June Swoon (1955)

“Cubs riding high now but will they slump? Have had habit of ‘June swoon’ in other seasons.” (Headline). “Those crazy-quilt Chicago Cubs are riding high in third place, but are they going to swoon in June?” Oshkosh Northwestern, May 24, 1955, p14. (AP story, also in other papers.)

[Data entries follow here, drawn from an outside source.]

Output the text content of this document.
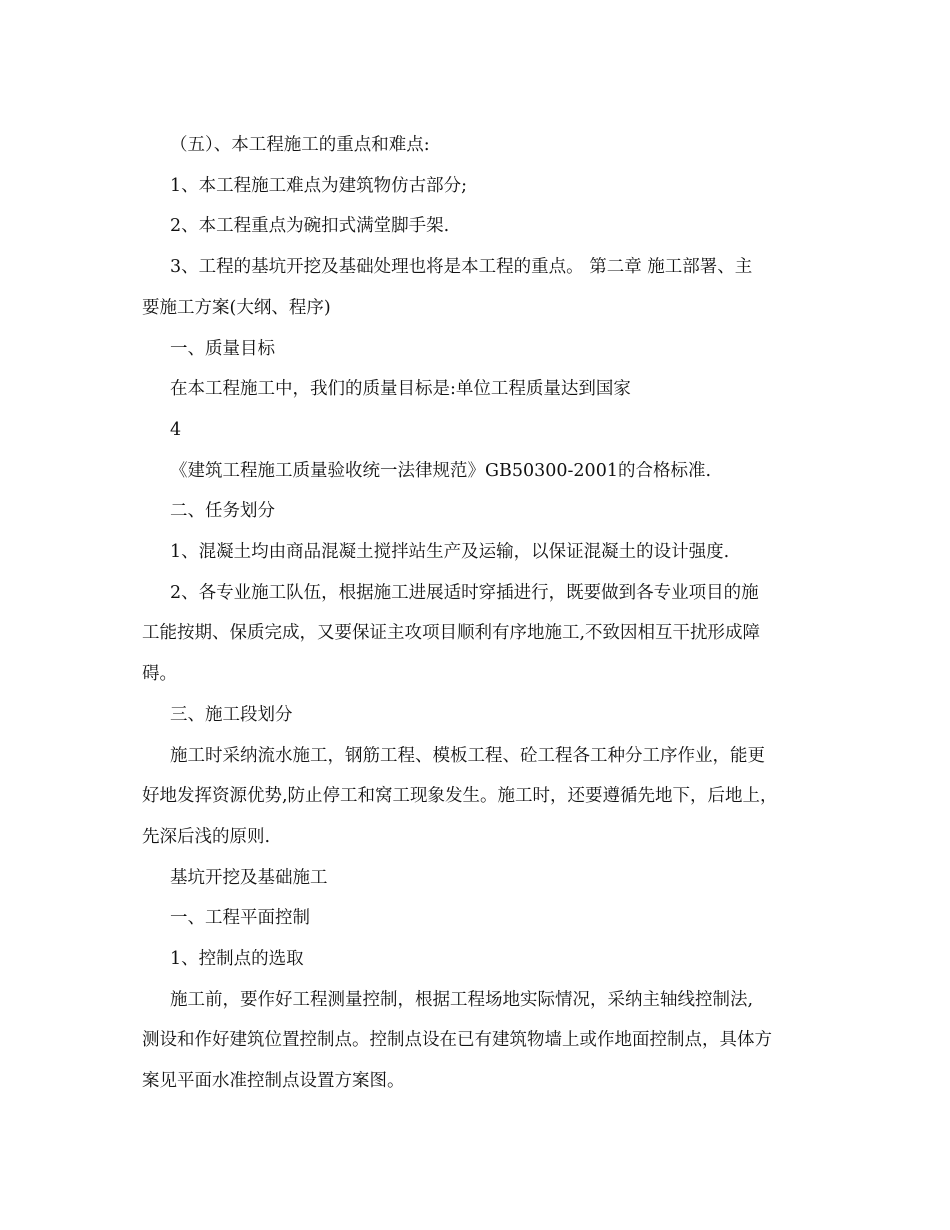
（五）、本工程施工的重点和难点:

1、本工程施工难点为建筑物仿古部分;

2、本工程重点为碗扣式满堂脚手架.

3、工程的基坑开挖及基础处理也将是本工程的重点。 第二章 施工部署、主

要施工方案(大纲、程序)

一、质量目标

在本工程施工中，我们的质量目标是:单位工程质量达到国家

4

《建筑工程施工质量验收统一法律规范》GB50300-2001的合格标准.

二、任务划分

1、混凝土均由商品混凝土搅拌站生产及运输，以保证混凝土的设计强度.

2、各专业施工队伍，根据施工进展适时穿插进行，既要做到各专业项目的施

工能按期、保质完成，又要保证主攻项目顺利有序地施工,不致因相互干扰形成障

碍。

三、施工段划分

施工时采纳流水施工，钢筋工程、模板工程、砼工程各工种分工序作业，能更

好地发挥资源优势,防止停工和窝工现象发生。施工时，还要遵循先地下，后地上，

先深后浅的原则.

基坑开挖及基础施工

一、工程平面控制

1、控制点的选取

施工前，要作好工程测量控制，根据工程场地实际情况，采纳主轴线控制法,

测设和作好建筑位置控制点。控制点设在已有建筑物墙上或作地面控制点，具体方

案见平面水准控制点设置方案图。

Previous earliest use (Dickson Baseball Dictionary, 3rd edition, 2009):
1ST USE/ETYMOLOGY. Sportswriter Art Rosenbaum, who popularized the phrase in the late 1950s and early 1960s when the Giants seemed destined for an annual fall from the top of the National League standings after quick starts, wrote (San Francisco Chronicle, June 22, 1989), “It just slipped into my typewriter, and it became an annual story. The songs of those days rhymed with June as in swoon, moon, tune and the Giants were accommodating to the phrase. They would fall dead in that month every year. It’s one of those things you write about and not think about until later.” Rosenbaum first used “June Swoon” in the summer of 1959, but according to researchers at the Tamony Collection at the Univ. of Missouri, the first printed use of the term came in Time magazine (June 17, 1957). A nonbyline story on Nellie Fox and the Chicago White Sox made just a passing reference: “The White Sox get off to a fast start, then fall into a ‘June Swoon.’” Over the years Rosenbaum has written several articles claiming to have started the Swoon craze, although he acknowledged that Bob Stevens, the Chronicle’s baseball writer at the time, may have actually coined the term.